Cádiz, salada claridad.
Granada, agua oculta que llora.
Romana y mora, Córdoba callada.
Málaga, cantaora.
Almería dorada.
Plateado Jaén.
Huelva, la orilla de las Tres Carabelas…
y Sevilla.

Manuel Machado

El taxi me llevó hasta el Parador en poco más de quince minutos, en los que el chófer aprovechó para ponerme al día de los esoterismos de la ciudad. No sólo la fortaleza reconvertida en hotel de cinco estrellas tiene dos fantasmas para aterrorizar por las noches a los huéspedes, sino que la catedral de Jaén fue construida en un lugar «especialmente energético», donde antes había una mezquita y todavía antes un templo pagano. «La Iglesia sabe dónde construir sus edificios», aseveró muy serio. En eso tengo que darle la razón. Desde lo alto del Cerro de Santa Catalina la catedral destaca de manera masiva en la ciudad.

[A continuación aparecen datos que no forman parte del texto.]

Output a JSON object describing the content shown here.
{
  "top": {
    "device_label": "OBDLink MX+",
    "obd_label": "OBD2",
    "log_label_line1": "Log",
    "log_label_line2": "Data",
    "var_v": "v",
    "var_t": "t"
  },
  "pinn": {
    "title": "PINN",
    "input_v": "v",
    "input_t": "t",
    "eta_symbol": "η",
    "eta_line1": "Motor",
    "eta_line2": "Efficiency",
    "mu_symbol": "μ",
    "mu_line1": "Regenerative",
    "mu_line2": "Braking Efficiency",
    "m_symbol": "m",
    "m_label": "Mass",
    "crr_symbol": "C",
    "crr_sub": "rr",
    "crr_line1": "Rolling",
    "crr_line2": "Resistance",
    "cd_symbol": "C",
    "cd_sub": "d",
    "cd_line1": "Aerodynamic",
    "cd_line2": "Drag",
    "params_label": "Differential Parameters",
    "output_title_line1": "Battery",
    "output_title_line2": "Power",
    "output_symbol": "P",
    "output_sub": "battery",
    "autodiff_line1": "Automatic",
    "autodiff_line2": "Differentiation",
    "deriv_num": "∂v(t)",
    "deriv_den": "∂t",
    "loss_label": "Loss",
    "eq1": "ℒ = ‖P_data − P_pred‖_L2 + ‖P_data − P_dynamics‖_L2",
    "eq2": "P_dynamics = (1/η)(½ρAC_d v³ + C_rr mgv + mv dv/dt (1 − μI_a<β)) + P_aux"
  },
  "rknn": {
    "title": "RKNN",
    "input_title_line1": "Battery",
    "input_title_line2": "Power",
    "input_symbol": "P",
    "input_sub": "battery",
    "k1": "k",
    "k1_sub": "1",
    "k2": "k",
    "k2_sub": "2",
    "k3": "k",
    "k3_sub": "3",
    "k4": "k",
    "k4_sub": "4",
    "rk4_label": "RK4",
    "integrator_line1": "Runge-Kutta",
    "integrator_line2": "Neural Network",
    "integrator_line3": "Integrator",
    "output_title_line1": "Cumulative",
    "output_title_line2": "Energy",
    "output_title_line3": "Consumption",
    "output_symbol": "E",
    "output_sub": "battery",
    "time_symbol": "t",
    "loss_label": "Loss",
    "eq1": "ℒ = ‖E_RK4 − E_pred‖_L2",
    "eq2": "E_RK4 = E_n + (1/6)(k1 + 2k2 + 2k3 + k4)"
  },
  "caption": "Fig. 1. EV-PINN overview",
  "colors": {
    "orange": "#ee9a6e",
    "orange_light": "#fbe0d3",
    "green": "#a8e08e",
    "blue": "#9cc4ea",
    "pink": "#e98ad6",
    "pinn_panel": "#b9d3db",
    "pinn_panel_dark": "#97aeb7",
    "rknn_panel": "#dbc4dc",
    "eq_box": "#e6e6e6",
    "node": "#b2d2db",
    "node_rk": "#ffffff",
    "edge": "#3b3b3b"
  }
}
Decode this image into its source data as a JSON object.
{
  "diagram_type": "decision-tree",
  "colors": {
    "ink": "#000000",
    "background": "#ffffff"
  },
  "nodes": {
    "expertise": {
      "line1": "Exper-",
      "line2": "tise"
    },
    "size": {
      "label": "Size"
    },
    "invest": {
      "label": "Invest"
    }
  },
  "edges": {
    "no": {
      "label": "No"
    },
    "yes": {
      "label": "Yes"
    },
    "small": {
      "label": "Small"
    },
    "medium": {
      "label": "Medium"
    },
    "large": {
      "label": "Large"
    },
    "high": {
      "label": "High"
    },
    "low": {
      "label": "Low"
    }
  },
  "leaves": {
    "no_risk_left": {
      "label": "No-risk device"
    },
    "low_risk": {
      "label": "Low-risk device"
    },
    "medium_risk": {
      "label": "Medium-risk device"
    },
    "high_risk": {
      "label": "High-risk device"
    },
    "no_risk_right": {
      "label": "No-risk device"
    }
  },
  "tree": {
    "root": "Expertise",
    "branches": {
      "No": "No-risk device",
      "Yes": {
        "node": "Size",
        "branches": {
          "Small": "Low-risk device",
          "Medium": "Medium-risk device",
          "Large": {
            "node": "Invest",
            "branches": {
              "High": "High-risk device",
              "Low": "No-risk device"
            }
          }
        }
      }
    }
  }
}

De hecho, es lo único que destaca de la ciudad. Más aún, es lo único que justifica una visita a la ciudad. Eso, y querer, como yo, completar el álbum de cromos de todas las provincias. Jaén hizo la número 47 de 52 (Ceuta y Melilla cuentan como provincias aparte en mi lista, aunque no lo sean). En el autobús desde Granada lo único que se ve son olivos. Millones de ellos. Según la oficina de turismo, en la provincia hay 66 millones de olivos; tres cuartas partes de su superficie se dedican a la producción de aceite. Desde las alturas, también se ven olivos hasta donde alcanza la vista. Puedo recitar de memoria el poema del alicantino Miguel Hernández que la provincia adoptó como himno: «Andaluces de Jaén, aceituneros altivos, decidme en el alma, quién, quién levantó los olivos»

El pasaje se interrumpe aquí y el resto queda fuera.